Die Rettungsaktionen gleichen einem juristischen Flashmob: Alle Dokumente werden beschafft, die Einreise der Angehörigen nach Russland und die Reise an den Ort selbst werden vorbereitet – und dann schlagen die Angehörigen an Ort und Stelle mit allen Papieren auf. In Nastias Fall war das der 19. Mai 2023. Da wurden einige Kinder in dem Lager – zusammen 24 Mädchen und 32 Jungen – plötzlich in ein Klassenzimmer geschickt. „Wir ahnten, dass etwas im Gange ist“, sagt Nastia. Sie habe sich unter dem Tisch versteckt und geweint vor Angst.

Dann aber seien plötzlich die Mütter der Kinder in die Klasse gekommen. Auch ihre. Nastia schluckt und schweigt. Als sie die Worte wiederfindet, spricht sie betont sachlich: „Sie haben uns unsere Dokumente zurück gegeben. Sie haben noch einmal versucht, uns davon zu überzeugen, in Russland zu blieben.“ Eine leuchtende Zukunft würden sie alle haben in Moskau, St. Petersburg oder Krasnodar. Und da habe dieses eine Mädchen seiner Mutter dann gesagt, dass sie nicht mit ihr zurück gehen werde. Nastia schweigt.

In Kiew kümmern sich Psychologen um die entführten Kinder

Auch ihre Reise nach Kiew beschreibt sie wortkarg. Sie sei mit ihrer Mutter und den anderen viele Stunden Bus gefahren und haben viel geschlafen. Irgendwann hätten sie dann lange gehen müssen in der Nacht. Wohl über die Grenze. Dann seien sie in einen anderen Bus gestiegen.

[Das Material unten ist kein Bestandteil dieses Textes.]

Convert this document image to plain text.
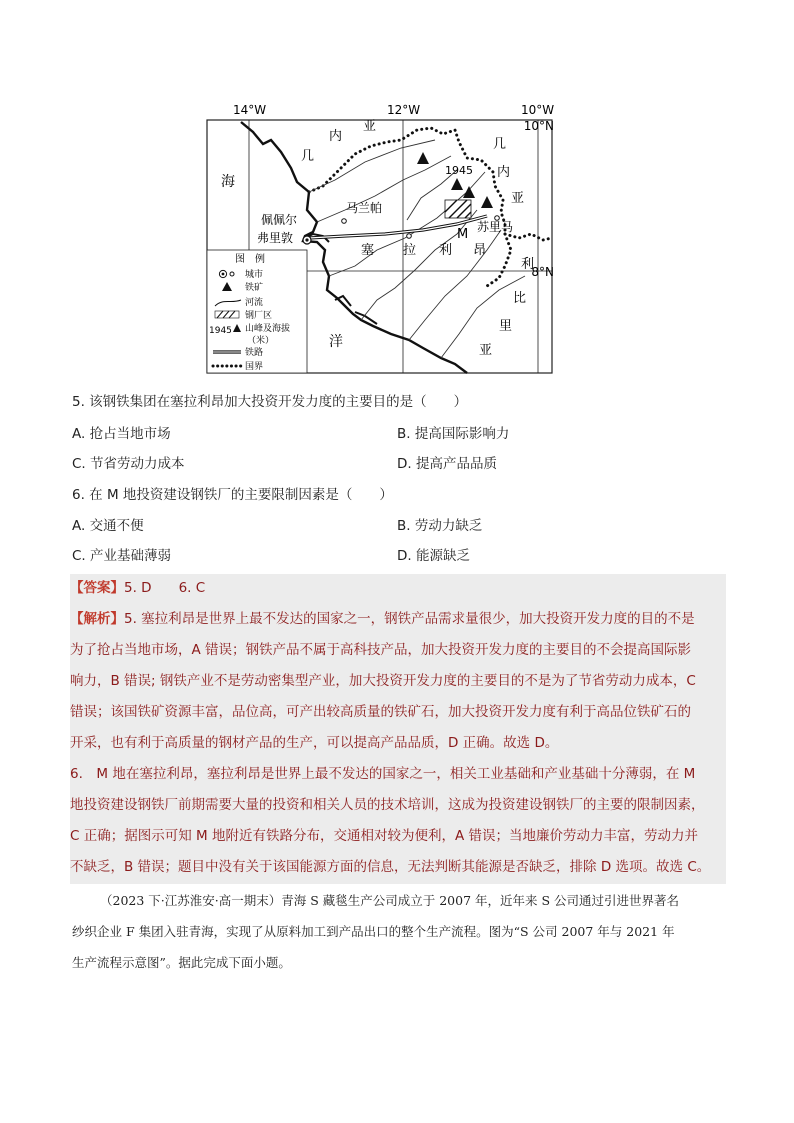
14°W	12°W	10°W
10°N
8°N
1945
马兰帕
佩佩尔
弗里敦	M 苏里马
几
内
亚
几
内
亚
海
塞 拉 利 昂
利
比
里
亚
洋
图　例
城市
铁矿
河流
钢厂区
1945 山峰及海拔
（米）
铁路
国界
5. 该钢铁集团在塞拉利昂加大投资开发力度的主要目的是（　　）
A. 抢占当地市场	B. 提高国际影响力
C. 节省劳动力成本	D. 提高产品品质
6. 在 M 地投资建设钢铁厂的主要限制因素是（　　）
A. 交通不便	B. 劳动力缺乏
C. 产业基础薄弱	D. 能源缺乏
【答案】5. D　　6. C
【解析】5. 塞拉利昂是世界上最不发达的国家之一，钢铁产品需求量很少，加大投资开发力度的目的不是
为了抢占当地市场，A 错误；钢铁产品不属于高科技产品，加大投资开发力度的主要目的不会提高国际影
响力，B 错误; 钢铁产业不是劳动密集型产业，加大投资开发力度的主要目的不是为了节省劳动力成本，C
错误；该国铁矿资源丰富，品位高，可产出较高质量的铁矿石，加大投资开发力度有利于高品位铁矿石的
开采，也有利于高质量的钢材产品的生产，可以提高产品品质，D 正确。故选 D。
6.　M 地在塞拉利昂，塞拉利昂是世界上最不发达的国家之一，相关工业基础和产业基础十分薄弱，在 M
地投资建设钢铁厂前期需要大量的投资和相关人员的技术培训，这成为投资建设钢铁厂的主要的限制因素，
C 正确；据图示可知 M 地附近有铁路分布，交通相对较为便利，A 错误；当地廉价劳动力丰富，劳动力并
不缺乏，B 错误；题目中没有关于该国能源方面的信息，无法判断其能源是否缺乏，排除 D 选项。故选 C。
（2023 下·江苏淮安·高一期末）青海 S 藏毯生产公司成立于 2007 年，近年来 S 公司通过引进世界著名
纱织企业 F 集团入驻青海，实现了从原料加工到产品出口的整个生产流程。图为“S 公司 2007 年与 2021 年
生产流程示意图”。据此完成下面小题。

Seit Mai ist die 15-Jährige jetzt in Kiew – hier in der Unterkunft, die von Save Ukraine betreut wird, zusammen mit anderen Jugendlichen, deren Geschichten ähnlich sind. Ihre Mutter ist längst wieder in Cherson, kümmert sich um die Tante. Hier gibt es Sozialarbeiter, Kunsttherapie und Psychologen, die sich um die Ängste und seelischen Narben der Kinder kümmern. Nastia will noch eine Weile bleiben.